— Я к ним больше не вернусь, ты им меня не выдавай, — сказал Рябухин. — У меня уже зажило, они меня держат для наблюдений, как подопытного кролика. Профессорша эта, самая главная, полковник медицинской службы, сумасшедшая старуха, так она прямо сказала: «Я вас, говорит, выписать не могу, у вас замечательное созвездие осколков». Созвездие, слышишь? Астрономы.
(И болтает тоже для врачевания душевной раны.)
— Надо будет вернуть им эту робу, а от них получить мой костюм и шинель.
— Ты возьми пока у меня, что тебе надо, — сказал Листопад, — а халат отошли, а то еще, гляди, обвинят в краже казенного барахла. Ну, я тебе скажу, наскочил на меня Уздечкин на активе, — продолжал он. — Пух и перья!
— Слыхал, — ответил Рябухин.
— Ах, тебе уже доложили!
— Народ приходил проведать — рассказывал.
— Ты вот что! — сказал Листопад, вдруг почувствовав ревнивое раздражение. — Ты, если солидарен с Уздечкиным, дай ему добрый совет: не тем путем действует, этак у него ни черта не получится, хоть три года бейся. В ЦК надо писать!

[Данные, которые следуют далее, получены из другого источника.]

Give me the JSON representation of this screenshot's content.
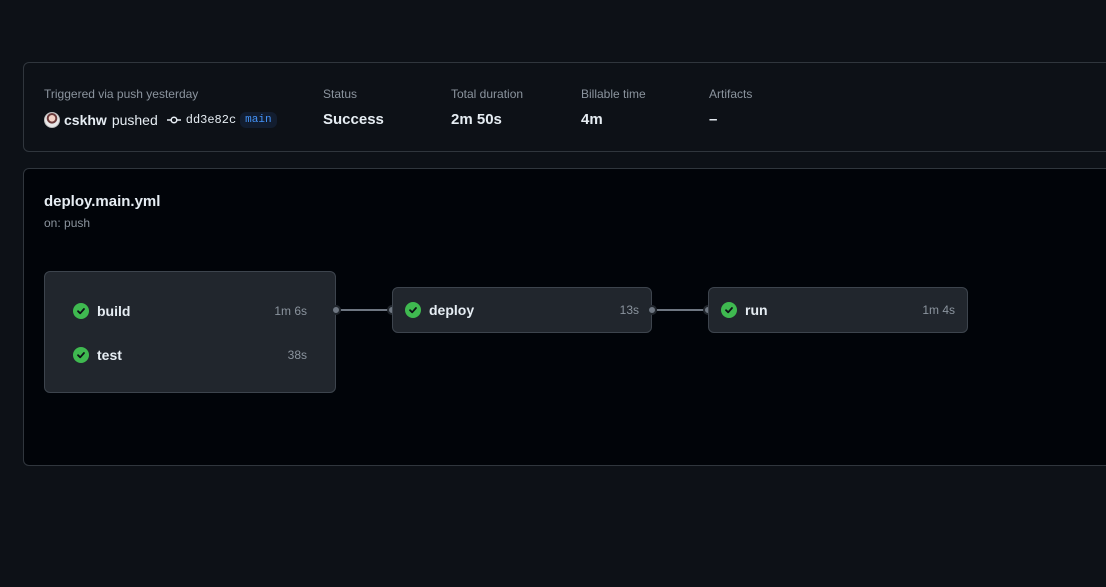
{
  "summary": {
    "trigger_label": "Triggered via push yesterday",
    "user": "cskhw",
    "action": "pushed",
    "commit_sha": "dd3e82c",
    "branch": "main",
    "status_label": "Status",
    "status_value": "Success",
    "duration_label": "Total duration",
    "duration_value": "2m 50s",
    "billable_label": "Billable time",
    "billable_value": "4m",
    "artifacts_label": "Artifacts",
    "artifacts_value": "–"
  },
  "workflow": {
    "file": "deploy.main.yml",
    "trigger": "on: push",
    "jobs": [
      {
        "name": "build",
        "duration": "1m 6s",
        "status": "success"
      },
      {
        "name": "test",
        "duration": "38s",
        "status": "success"
      },
      {
        "name": "deploy",
        "duration": "13s",
        "status": "success"
      },
      {
        "name": "run",
        "duration": "1m 4s",
        "status": "success"
      }
    ]
  },
  "colors": {
    "success": "#3fb950",
    "branch_text": "#4493f8",
    "background": "#0d1117"
  },
  "icons": {
    "check": "check-circle-icon",
    "commit": "git-commit-icon"
  }
}
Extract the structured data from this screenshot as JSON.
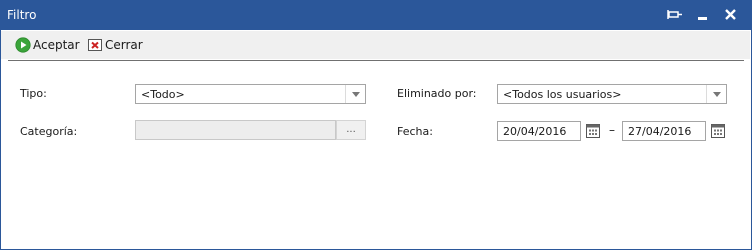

— Он напишет в ЦК, — сказал Рябухин, задумчиво разглядывая Листопада. — Он сказал, что дойдет до Сталина.
— Чего ж нейдет?
— Он, видишь ли, очень дисциплинированный и очень аккуратный в делах человек…
— Бездарность!
— …Как человек дисциплинированный, аккуратный и… скромный, он, естественно, обратился прежде всего в первичную партийную организацию.
— И пошел дальше по инстанциям.
— И пошел по инстанциям.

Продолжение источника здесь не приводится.